I think for me it's feeling alone and abandoned. My dad, whom I was very close to, passed away a couple of years ago and strangely it was not the bereavement itself which I struggled with, but the awareness that everyone and everything which I had ever loved and who had ever loved me were no longer in my life. Thankfully, I have some wonderful friends, but somehow it doesn't feel the same as having someone 'special' in my life. I have done a lot of work on this and while the sense of aloneness is better than it was (fortunately I enjoy my own company), I cannot deny that it sometimes feels an uncomfortable place to be, even now.
Exacerbating this but, I think related, is the fact that my sense of connection to my soul, my team and my sacred ground of being comes and goes. Sometimes the connection feels quite strong and other times I can't seem to find it at all. That's the only time it really feels lonely (aloneness and lonely are two different things for me). My head knows I am part of the One so I 'shouldn't' need anything else, but when I can't connect to my essence that knowledge doesn't ease the pain much.

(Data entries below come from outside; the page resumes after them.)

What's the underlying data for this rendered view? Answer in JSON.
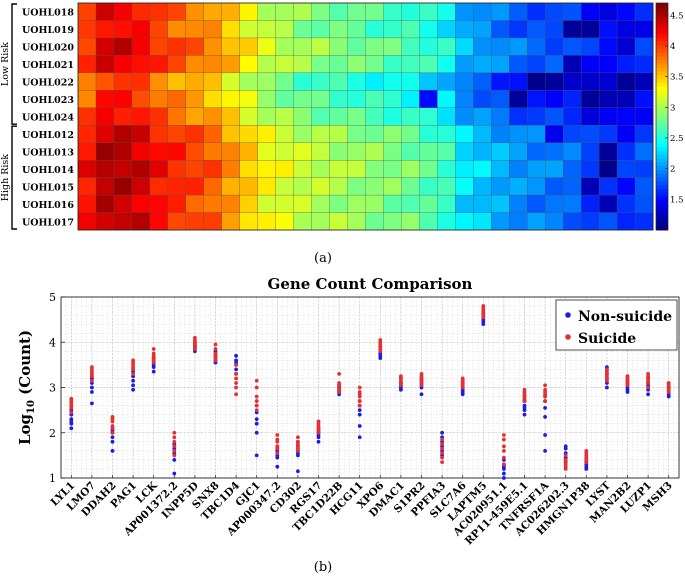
{
  "chart_data": [
    {
      "type": "heatmap",
      "panel_label": "(a)",
      "rows": [
        "UOHL018",
        "UOHL019",
        "UOHL020",
        "UOHL021",
        "UOHL022",
        "UOHL023",
        "UOHL024",
        "UOHL012",
        "UOHL013",
        "UOHL014",
        "UOHL015",
        "UOHL016",
        "UOHL017"
      ],
      "groups": [
        {
          "label": "Low Risk",
          "rows": [
            "UOHL018",
            "UOHL019",
            "UOHL020",
            "UOHL021",
            "UOHL022",
            "UOHL023",
            "UOHL024"
          ]
        },
        {
          "label": "High Risk",
          "rows": [
            "UOHL012",
            "UOHL013",
            "UOHL014",
            "UOHL015",
            "UOHL016",
            "UOHL017"
          ]
        }
      ],
      "n_columns": 32,
      "colorbar": {
        "ticks": [
          "1.5",
          "2",
          "2.5",
          "3",
          "3.5",
          "4",
          "4.5"
        ],
        "range": [
          1.0,
          4.7
        ]
      },
      "column_profile": [
        4.0,
        4.3,
        4.3,
        4.2,
        4.0,
        3.9,
        3.8,
        3.7,
        3.5,
        3.3,
        3.1,
        3.0,
        2.9,
        2.85,
        2.8,
        2.75,
        2.7,
        2.65,
        2.6,
        2.5,
        2.4,
        2.1,
        2.0,
        1.9,
        1.8,
        1.75,
        1.7,
        1.65,
        1.5,
        1.45,
        1.4,
        1.55
      ],
      "row_offsets": [
        0.0,
        -0.05,
        0.1,
        0.05,
        -0.25,
        -0.15,
        -0.05,
        0.15,
        0.2,
        0.25,
        0.2,
        0.15,
        0.2
      ],
      "low_spots": [
        [
          4,
          25,
          1.05
        ],
        [
          4,
          26,
          1.1
        ],
        [
          5,
          24,
          1.1
        ],
        [
          5,
          28,
          1.1
        ],
        [
          1,
          27,
          1.1
        ],
        [
          1,
          28,
          1.1
        ],
        [
          3,
          27,
          1.2
        ],
        [
          8,
          29,
          1.1
        ],
        [
          9,
          29,
          1.05
        ],
        [
          10,
          28,
          1.2
        ],
        [
          11,
          29,
          1.2
        ],
        [
          5,
          19,
          1.5
        ],
        [
          7,
          26,
          1.4
        ],
        [
          2,
          30,
          1.3
        ]
      ]
    },
    {
      "type": "scatter",
      "panel_label": "(b)",
      "title": "Gene Count Comparison",
      "ylabel": "Log10 (Count)",
      "ylabel_main": "Log",
      "ylabel_sub": "10",
      "ylabel_rest": " (Count)",
      "ylim": [
        1,
        5
      ],
      "yticks": [
        "1",
        "2",
        "3",
        "4",
        "5"
      ],
      "legend": {
        "position": "top-right",
        "entries": [
          {
            "name": "Non-suicide",
            "color": "#1c1ce6"
          },
          {
            "name": "Suicide",
            "color": "#e63030"
          }
        ]
      },
      "categories": [
        "LYL1",
        "LMO7",
        "DDAH2",
        "PAG1",
        "LCK",
        "AP001372.2",
        "INPP5D",
        "SNX8",
        "TBC1D4",
        "GJC1",
        "AP000347.2",
        "CD302",
        "RGS17",
        "TBC1D22B",
        "HCG11",
        "XPO6",
        "DMAC1",
        "S1PR2",
        "PPFIA3",
        "SLC7A6",
        "LAPTM5",
        "AC020951.1",
        "RP11-459E5.1",
        "TNFRSF1A",
        "AC026202.3",
        "HMGN1P38",
        "LYST",
        "MAN2B2",
        "LUZP1",
        "MSH3"
      ],
      "series": [
        {
          "name": "Non-suicide",
          "values": [
            [
              2.1,
              2.2,
              2.25,
              2.3,
              2.4,
              2.5
            ],
            [
              2.65,
              2.9,
              3.0,
              3.1,
              3.2,
              3.25
            ],
            [
              1.6,
              1.8,
              1.9,
              2.0,
              2.05,
              2.1
            ],
            [
              2.95,
              3.05,
              3.15,
              3.25,
              3.35,
              3.4
            ],
            [
              3.35,
              3.45,
              3.5,
              3.55,
              3.6,
              3.65
            ],
            [
              1.1,
              1.4,
              1.55,
              1.65,
              1.7,
              1.75
            ],
            [
              3.8,
              3.85,
              3.9,
              3.9,
              3.95,
              4.0
            ],
            [
              3.55,
              3.6,
              3.65,
              3.7,
              3.75,
              3.8
            ],
            [
              3.3,
              3.4,
              3.5,
              3.55,
              3.6,
              3.7
            ],
            [
              1.5,
              2.0,
              2.2,
              2.3,
              2.45,
              2.6
            ],
            [
              1.25,
              1.45,
              1.5,
              1.6,
              1.65,
              1.7
            ],
            [
              1.15,
              1.5,
              1.55,
              1.6,
              1.7,
              1.8
            ],
            [
              1.8,
              1.9,
              1.95,
              2.0,
              2.05,
              2.1
            ],
            [
              2.85,
              2.9,
              2.95,
              3.0,
              3.0,
              3.05
            ],
            [
              1.9,
              2.15,
              2.4,
              2.5,
              2.6,
              2.7
            ],
            [
              3.65,
              3.7,
              3.75,
              3.8,
              3.85,
              3.9
            ],
            [
              2.95,
              3.0,
              3.05,
              3.05,
              3.1,
              3.1
            ],
            [
              2.85,
              3.0,
              3.05,
              3.1,
              3.15,
              3.2
            ],
            [
              1.5,
              1.6,
              1.7,
              1.8,
              1.9,
              2.0
            ],
            [
              2.85,
              2.9,
              2.95,
              3.0,
              3.05,
              3.1
            ],
            [
              4.4,
              4.45,
              4.5,
              4.55,
              4.6,
              4.65
            ],
            [
              1.0,
              1.1,
              1.2,
              1.25,
              1.3,
              1.4
            ],
            [
              2.4,
              2.5,
              2.55,
              2.6,
              2.7,
              2.8
            ],
            [
              1.6,
              1.95,
              2.35,
              2.55,
              2.7,
              2.8
            ],
            [
              1.35,
              1.4,
              1.45,
              1.55,
              1.65,
              1.7
            ],
            [
              1.2,
              1.25,
              1.3,
              1.35,
              1.4,
              1.45
            ],
            [
              3.0,
              3.1,
              3.2,
              3.3,
              3.4,
              3.45
            ],
            [
              2.9,
              2.95,
              3.0,
              3.05,
              3.1,
              3.15
            ],
            [
              2.85,
              2.95,
              3.0,
              3.05,
              3.1,
              3.2
            ],
            [
              2.8,
              2.85,
              2.9,
              2.95,
              3.0,
              3.0
            ]
          ]
        },
        {
          "name": "Suicide",
          "values": [
            [
              2.45,
              2.55,
              2.6,
              2.65,
              2.7,
              2.75
            ],
            [
              3.15,
              3.25,
              3.3,
              3.35,
              3.4,
              3.45
            ],
            [
              2.0,
              2.1,
              2.15,
              2.25,
              2.3,
              2.35
            ],
            [
              3.3,
              3.4,
              3.45,
              3.5,
              3.55,
              3.6
            ],
            [
              3.55,
              3.6,
              3.65,
              3.7,
              3.75,
              3.85
            ],
            [
              1.5,
              1.6,
              1.7,
              1.8,
              1.9,
              2.0
            ],
            [
              3.85,
              3.9,
              3.95,
              4.0,
              4.05,
              4.1
            ],
            [
              3.6,
              3.65,
              3.7,
              3.75,
              3.85,
              3.95
            ],
            [
              2.85,
              3.0,
              3.1,
              3.2,
              3.3,
              3.5
            ],
            [
              2.5,
              2.6,
              2.7,
              2.8,
              3.0,
              3.15
            ],
            [
              1.55,
              1.65,
              1.7,
              1.8,
              1.85,
              1.95
            ],
            [
              1.6,
              1.65,
              1.7,
              1.75,
              1.8,
              1.9
            ],
            [
              2.0,
              2.05,
              2.1,
              2.15,
              2.2,
              2.25
            ],
            [
              2.9,
              2.95,
              3.0,
              3.05,
              3.1,
              3.3
            ],
            [
              2.6,
              2.7,
              2.8,
              2.85,
              2.9,
              3.0
            ],
            [
              3.8,
              3.85,
              3.9,
              3.95,
              4.0,
              4.05
            ],
            [
              3.05,
              3.1,
              3.15,
              3.2,
              3.2,
              3.25
            ],
            [
              3.05,
              3.1,
              3.15,
              3.2,
              3.25,
              3.3
            ],
            [
              1.35,
              1.45,
              1.55,
              1.65,
              1.75,
              1.85
            ],
            [
              3.0,
              3.05,
              3.1,
              3.15,
              3.15,
              3.2
            ],
            [
              4.55,
              4.6,
              4.65,
              4.7,
              4.75,
              4.8
            ],
            [
              1.3,
              1.45,
              1.6,
              1.7,
              1.85,
              1.95
            ],
            [
              2.7,
              2.75,
              2.8,
              2.85,
              2.9,
              2.95
            ],
            [
              2.7,
              2.8,
              2.85,
              2.9,
              2.95,
              3.05
            ],
            [
              1.2,
              1.25,
              1.3,
              1.35,
              1.4,
              1.5
            ],
            [
              1.35,
              1.4,
              1.45,
              1.5,
              1.55,
              1.6
            ],
            [
              3.15,
              3.2,
              3.25,
              3.3,
              3.35,
              3.4
            ],
            [
              3.05,
              3.1,
              3.15,
              3.2,
              3.2,
              3.25
            ],
            [
              3.0,
              3.1,
              3.15,
              3.2,
              3.25,
              3.3
            ],
            [
              2.9,
              2.95,
              3.0,
              3.05,
              3.1,
              3.1
            ]
          ]
        }
      ]
    }
  ]
}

I have an awareness of one, or possibly two past lives which feel relevant (I'm not sure if they were the same life or not). One of these felt like I was within a machine with no sense of humanity (I know humanity is the wrong word, but it's the best I can find) and that felt repulsive - like finding a big slug in your shoe. The other memory is of being trapped within something (machine, suit or something similar holding me there) and having no sense of 'I' or my soul, just an awareness of black nothingness that felt eternal.
I keep working with all this brings up, but exploring the question has made me join the dots and realise that these are probably related and that this is probably my deepest wound.